Taraftar olarak özellikle de Galatasaray taraftarı olarak bir gerçeği kabul etmemiz gerekir. Taraftar futboldan para kazanan insan değildir, bizler bu işe gönül veriyoruz çünkü seviyoruz, duygusal olarak bağlıyız ve seyir zevki yüksek olan bu spor hoşumuza gidiyor. Belki insanoğlunun savaşma dürtüsünü de modern dünyada kazanma, kaybetme duygusuyla tatmin eden bir araç oluyor. Tüm bunları bir potaya koyup erittiğimizde hiç bir maddi kazanç elde etmeden büyük bir arzuyla bağlandığımız bir spor ortaya çıkıyor. İşin özünde tatmin olunca sadece kaybetmek kazanmak yetmiyor daha iyisini bu işi en iyi yapanı istiyorsunuz. Galatasaray taraftarının zamanında Lucescu'yu dahi eleştirmesinin ana sebeplerinden birisi de buydu. Ben olaya sırf bu gözle baktığımda Ronaldinho'yu istiyorum. Gerçekten çıplak gözle son 10 yılın en önemli oyuncusunu TT Arena'da izlemek istiyorum. Bu hazzı bana ne master card sağlar ne de herhangi bir takıma karşı alınan kuru bir galibiyet. Elbette takımın dengesi, takım olma olgusu, ekonomisi bu işin diğer gerçekleri ama şunu belirtmek istiyorum taraftar olarak bizi asıl ilgilendiren futbolun bize verdiği bu haz. Mantıklı bir taraftar olarak son dediklerimi elbette düşünürüm, yazarım çizerim ama bu taraftarın işi değil. Taraftar iç güdülerin duyguların temsilcisidir ve o tribünde futbolu izlerken tarif edilmez bir biçimde keyif almak ister, en iyisini görmek ister. Bütçemizi, ülke futbolunun kalitesini düşündüğümüzde Ronaldinho'yadan daha büyük getirebileceğimiz bir yıldız malesef yok.

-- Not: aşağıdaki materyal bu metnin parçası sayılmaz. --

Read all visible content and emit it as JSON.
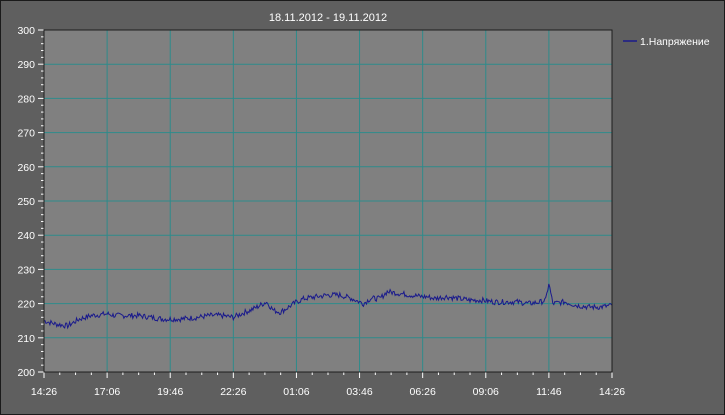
{
  "chart_data": {
    "type": "line",
    "title": "18.11.2012 - 19.11.2012",
    "xlabel": "",
    "ylabel": "",
    "ylim": [
      200,
      300
    ],
    "yticks": [
      200,
      210,
      220,
      230,
      240,
      250,
      260,
      270,
      280,
      290,
      300
    ],
    "xticks": [
      "14:26",
      "17:06",
      "19:46",
      "22:26",
      "01:06",
      "03:46",
      "06:26",
      "09:06",
      "11:46",
      "14:26"
    ],
    "grid": true,
    "legend_position": "top-right",
    "colors": {
      "plot_bg": "#808080",
      "grid": "#2e8b8b",
      "series": "#1a1a8c",
      "page_bg": "#5f5f5f"
    },
    "series": [
      {
        "name": "1.Напряжение",
        "x_hours": [
          0,
          0.5,
          1.0,
          1.5,
          2.0,
          2.67,
          3.0,
          3.5,
          4.0,
          4.5,
          5.0,
          5.33,
          5.8,
          6.5,
          7.0,
          7.5,
          8.0,
          8.5,
          8.7,
          9.0,
          9.4,
          9.7,
          10.0,
          10.67,
          11.0,
          11.5,
          12.0,
          12.5,
          13.0,
          13.33,
          13.5,
          13.8,
          14.2,
          14.5,
          15.0,
          15.5,
          16.0,
          16.2,
          16.5,
          17.0,
          17.5,
          18.0,
          18.5,
          19.0,
          19.5,
          20.0,
          20.5,
          21.0,
          21.2,
          21.33,
          21.5,
          22.0,
          22.5,
          23.0,
          23.5,
          24.0
        ],
        "values": [
          215,
          214,
          213.5,
          215.5,
          216.5,
          217,
          216.5,
          216.5,
          216.5,
          216,
          215.5,
          215.5,
          215.5,
          216,
          216.5,
          216.5,
          216,
          217.5,
          218,
          219,
          220.5,
          218,
          217.5,
          220.5,
          221.5,
          222,
          222.5,
          222.5,
          221.5,
          220.5,
          220,
          221.5,
          221.5,
          223.5,
          223,
          222.5,
          222,
          222,
          221.5,
          222,
          221.5,
          221,
          221,
          220.5,
          220.5,
          220.5,
          220,
          220.5,
          221,
          226,
          220,
          220.5,
          219.5,
          219,
          219,
          219.5
        ]
      }
    ]
  }
}
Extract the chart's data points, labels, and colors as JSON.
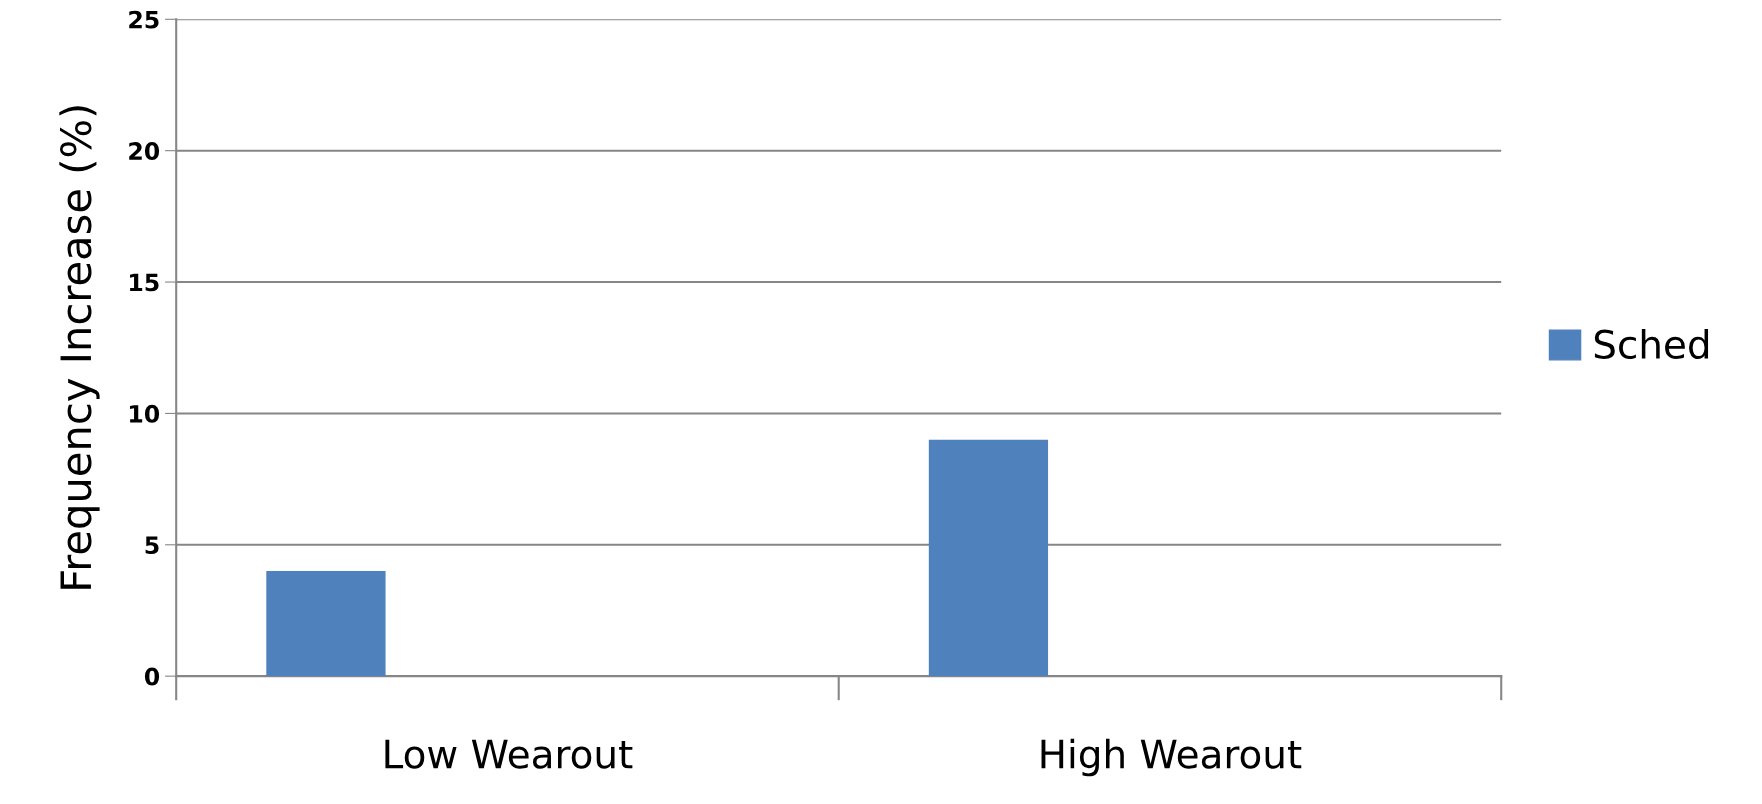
{
  "chart_data": {
    "type": "bar",
    "ylabel": "Frequency Increase (%)",
    "categories": [
      "Low Wearout",
      "High Wearout"
    ],
    "series": [
      {
        "name": "Sched",
        "color": "#4f81bd",
        "values": [
          4.0,
          9.0
        ]
      }
    ],
    "ylim": [
      0,
      25
    ],
    "yticks": [
      0,
      5,
      10,
      15,
      20,
      25
    ],
    "grid": "y",
    "legend": "right"
  }
}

Maliyeti yüzünden, takımın dengesinin bozulması olasılığı yüzünden evet korkuyorum çünkü kazanmak çok güzel birşey. Bu tatmin duygusunu kaybetmek istemiyorum ama Ronaldinho söz konusu olunca bu kişi bu işin ustası belki aktif futbolun içinde olan efsanesi. Onu sahada canlı canlı izlemek apayrı bir lezzet, haz olacaktır. Karar vermek çok zor ama Ronaldinho'yu sahada görmek daha çok ağır basıyor gibi... Sanki bu riske değer gibi. Hele Ronaldinho ile de takımın dengesi bozulmaz, kazanan bir takım olursak iyice tadından yenmez olur.